Without disagreeing with any of the above explanations, you have made a fair point - that the cost of running a retail banking unit is an expensive way of obtaining funding. - Interest paid on deposits and overheads can be greater than the cost of wholesale borrowing.
There are plenty examples of banks that don't have a retail base, and thrive by obtaining their funds in the wholesale markets - Goldman Sachs being a well known example. Also Deutsche Bank has tried for years to divest itself of its retail branch network for years.
On the other hand, banks are increasingly using their branch network to market services such as stock-broking, investment management, and insurance, and thereby generating additional revenue.
#6 - 03/17/0304:05 PMRe: Introductory Bank Economics Question
Anonymous
Unregistered
BEGIN QUOTED MATERIAL --- deposits and lending those dollars to customers and investing excess funds. A minimum NIM of 5.00% is customarily achieved in a normal rate environment. Of course, generating noninterest income and controlling noninterest expense must also be included as the NIM may not be sufficient to actually produce a profit. --- END QUOTED MATERIAL
You say that a NIM of 5.00% is customarily achieved in a normal rate environment. March 2003 is *not* a normal rate environment. Hey, if rates go any lower, we'll be having bona fide inflation. What would a typical NIM be in this marketplace?
Quote: You say that a NIM of 5.00% is customarily achieved in a normal rate environment. March 2003 is *not* a normal rate environment. Hey, if rates go any lower, we'll be having bona fide inflation. What would a typical NIM be in this marketplace?
Well, we are currently at 4.70%. That result is produced by having a loans to assets ratio of 67.84% with a mix of current market rates in the lending area (short and long term) and a relatively low cost of funds. Of course, GAP comes into play, so lending long and buying short at an unreasonable level is not the way to generate a higher NIM.
If your NIM is not close to 5.00%, you had better be generating a high level of noninterest income or have a low level of noninterest expense or someone is going to eat your lunch if bottomline results are not achieved.
Retail banking is only one area of "banking". The other areas which are revenue generators are corporate banking, trade finance, asset management, foreign exchange, investments (bond and stock market - although this area has been more of an income loser in the past four years).
There is the trend for banks to move away from traditional reliance on net interest income (interest income - interest expense) to fee generated income and this is where revenues come in from credit cards, asset management services etc.

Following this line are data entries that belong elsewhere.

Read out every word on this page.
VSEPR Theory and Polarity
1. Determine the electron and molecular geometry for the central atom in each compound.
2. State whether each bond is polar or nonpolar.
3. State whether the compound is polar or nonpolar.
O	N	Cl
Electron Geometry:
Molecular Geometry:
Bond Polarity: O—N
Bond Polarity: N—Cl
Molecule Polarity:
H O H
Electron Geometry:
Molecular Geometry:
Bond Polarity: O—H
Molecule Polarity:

If you look at major US banks over the past couple of years, Retail Banking profit has been a constant. Regardless of the stock market, Retail Banking seems to be the "workhorse" line of business. Not particulary sexy, but steady. A few years ago when the stock market was booming, the revenue stream from retail looked pale in comparision to commercial and investment banking, but as the pendulum has swung, retail looks like a safer place to hang your hat.

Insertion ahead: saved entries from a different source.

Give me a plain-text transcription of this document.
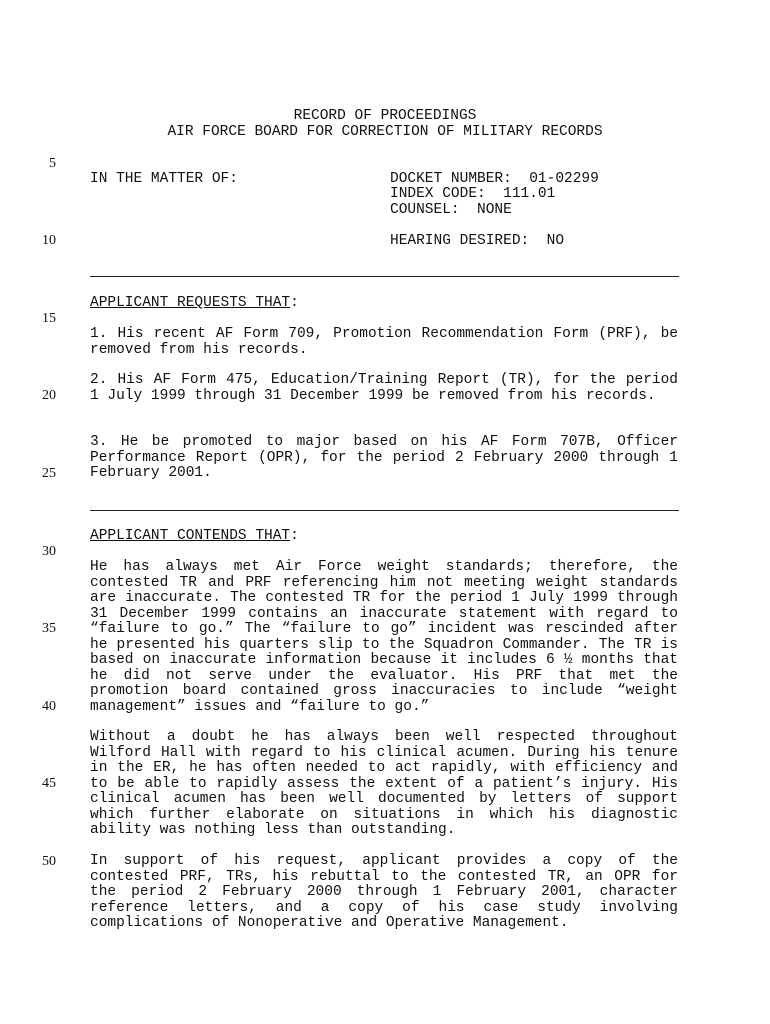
RECORD OF PROCEEDINGS
AIR FORCE BOARD FOR CORRECTION OF MILITARY RECORDS
5
10
15
20
25
30
35
40
45
50
IN THE MATTER OF:	DOCKET NUMBER:  01-02299
INDEX CODE:  111.01
COUNSEL:  NONE
HEARING DESIRED:  NO
APPLICANT REQUESTS THAT:

1. His recent AF Form 709, Promotion Recommendation Form (PRF), be removed from his records.

2. His AF Form 475, Education/Training Report (TR), for the period 1 July 1999 through 31 December 1999 be removed from his records.

3. He be promoted to major based on his AF Form 707B, Officer Performance Report (OPR), for the period 2 February 2000 through 1 February 2001.

APPLICANT CONTENDS THAT:

He has always met Air Force weight standards; therefore, the contested TR and PRF referencing him not meeting weight standards are inaccurate. The contested TR for the period 1 July 1999 through 31 December 1999 contains an inaccurate statement with regard to “failure to go.” The “failure to go” incident was rescinded after he presented his quarters slip to the Squadron Commander. The TR is based on inaccurate information because it includes 6 ½ months that he did not serve under the evaluator. His PRF that met the promotion board contained gross inaccuracies to include “weight management” issues and “failure to go.”

Without a doubt he has always been well respected throughout Wilford Hall with regard to his clinical acumen. During his tenure in the ER, he has often needed to act rapidly, with efficiency and to be able to rapidly assess the extent of a patient’s injury. His clinical acumen has been well documented by letters of support which further elaborate on situations in which his diagnostic ability was nothing less than outstanding.

In support of his request, applicant provides a copy of the contested PRF, TRs, his rebuttal to the contested TR, an OPR for the period 2 February 2000 through 1 February 2001, character reference letters, and a copy of his case study involving complications of Nonoperative and Operative Management.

#10 - 07/28/0507:59 PMRe: Introductory Bank Economics Question
Anonymous
Unregistered
Can anyone help me on this question? Suppose that the price of fertilizer, an input in the production of corn, falls. We would predict that the equilbrum quantity of corn will rise or fall? and the equilibrum price of corn will rise or fall?

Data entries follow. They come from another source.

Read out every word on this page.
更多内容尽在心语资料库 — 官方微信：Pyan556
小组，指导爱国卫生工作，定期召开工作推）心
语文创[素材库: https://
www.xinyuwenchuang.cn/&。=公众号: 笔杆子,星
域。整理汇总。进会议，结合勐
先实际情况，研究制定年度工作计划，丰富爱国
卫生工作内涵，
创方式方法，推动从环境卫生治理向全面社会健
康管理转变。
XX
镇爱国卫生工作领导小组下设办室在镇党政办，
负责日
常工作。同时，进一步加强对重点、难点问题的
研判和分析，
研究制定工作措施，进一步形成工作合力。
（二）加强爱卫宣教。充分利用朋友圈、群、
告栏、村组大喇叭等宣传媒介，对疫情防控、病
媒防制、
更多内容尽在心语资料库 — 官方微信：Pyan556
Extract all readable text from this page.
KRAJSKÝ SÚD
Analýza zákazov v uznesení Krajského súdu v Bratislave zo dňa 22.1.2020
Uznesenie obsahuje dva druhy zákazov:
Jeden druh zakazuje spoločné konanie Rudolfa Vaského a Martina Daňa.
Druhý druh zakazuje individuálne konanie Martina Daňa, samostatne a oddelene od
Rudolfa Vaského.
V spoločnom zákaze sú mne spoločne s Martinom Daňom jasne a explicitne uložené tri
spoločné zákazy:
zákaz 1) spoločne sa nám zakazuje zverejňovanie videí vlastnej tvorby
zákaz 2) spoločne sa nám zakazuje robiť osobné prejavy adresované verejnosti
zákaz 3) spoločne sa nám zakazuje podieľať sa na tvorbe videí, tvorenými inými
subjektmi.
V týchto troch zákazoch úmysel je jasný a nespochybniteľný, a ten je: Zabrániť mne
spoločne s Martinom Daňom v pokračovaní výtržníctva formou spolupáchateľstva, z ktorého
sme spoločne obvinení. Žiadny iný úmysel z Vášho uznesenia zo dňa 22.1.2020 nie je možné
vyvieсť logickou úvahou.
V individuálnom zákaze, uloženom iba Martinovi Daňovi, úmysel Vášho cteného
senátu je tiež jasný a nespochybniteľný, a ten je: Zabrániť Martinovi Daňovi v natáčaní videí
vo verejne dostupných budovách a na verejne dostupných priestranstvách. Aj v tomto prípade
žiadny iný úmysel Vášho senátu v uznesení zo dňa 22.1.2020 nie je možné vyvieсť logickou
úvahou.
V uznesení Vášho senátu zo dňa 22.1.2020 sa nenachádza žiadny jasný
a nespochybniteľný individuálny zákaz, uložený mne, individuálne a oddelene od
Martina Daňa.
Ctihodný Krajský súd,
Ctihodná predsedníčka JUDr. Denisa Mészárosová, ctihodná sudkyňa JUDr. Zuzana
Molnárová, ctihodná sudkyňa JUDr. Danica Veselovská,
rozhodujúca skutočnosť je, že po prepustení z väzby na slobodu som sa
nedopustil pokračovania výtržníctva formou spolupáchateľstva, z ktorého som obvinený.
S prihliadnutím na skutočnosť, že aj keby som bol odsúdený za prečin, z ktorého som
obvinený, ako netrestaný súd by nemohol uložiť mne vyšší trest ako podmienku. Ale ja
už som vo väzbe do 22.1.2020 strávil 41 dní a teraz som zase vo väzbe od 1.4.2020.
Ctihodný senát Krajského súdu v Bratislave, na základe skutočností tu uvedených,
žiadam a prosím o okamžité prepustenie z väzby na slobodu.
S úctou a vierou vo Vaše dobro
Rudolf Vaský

#11 - 08/01/0511:30 AMRe: Introductory Bank Economics Question
Anonymous
Unregistered
If the price of fertilizer falls, the cost of production of the corn would also fall. Therefore I would say that, based on a straight supply and demand curve your quantity would go up and your price would go down
#12 - 08/01/0505:46 PMRe: Introductory Bank Economics Question
Anonymous
Unregistered
This is hilarious. Someone just revived a thread I started 2 years and 4 months ago so that they could get help with something that looks suspiciously like a homework question. Still working at a company peripherally related to banking. Still following this board. Fascinating reading here.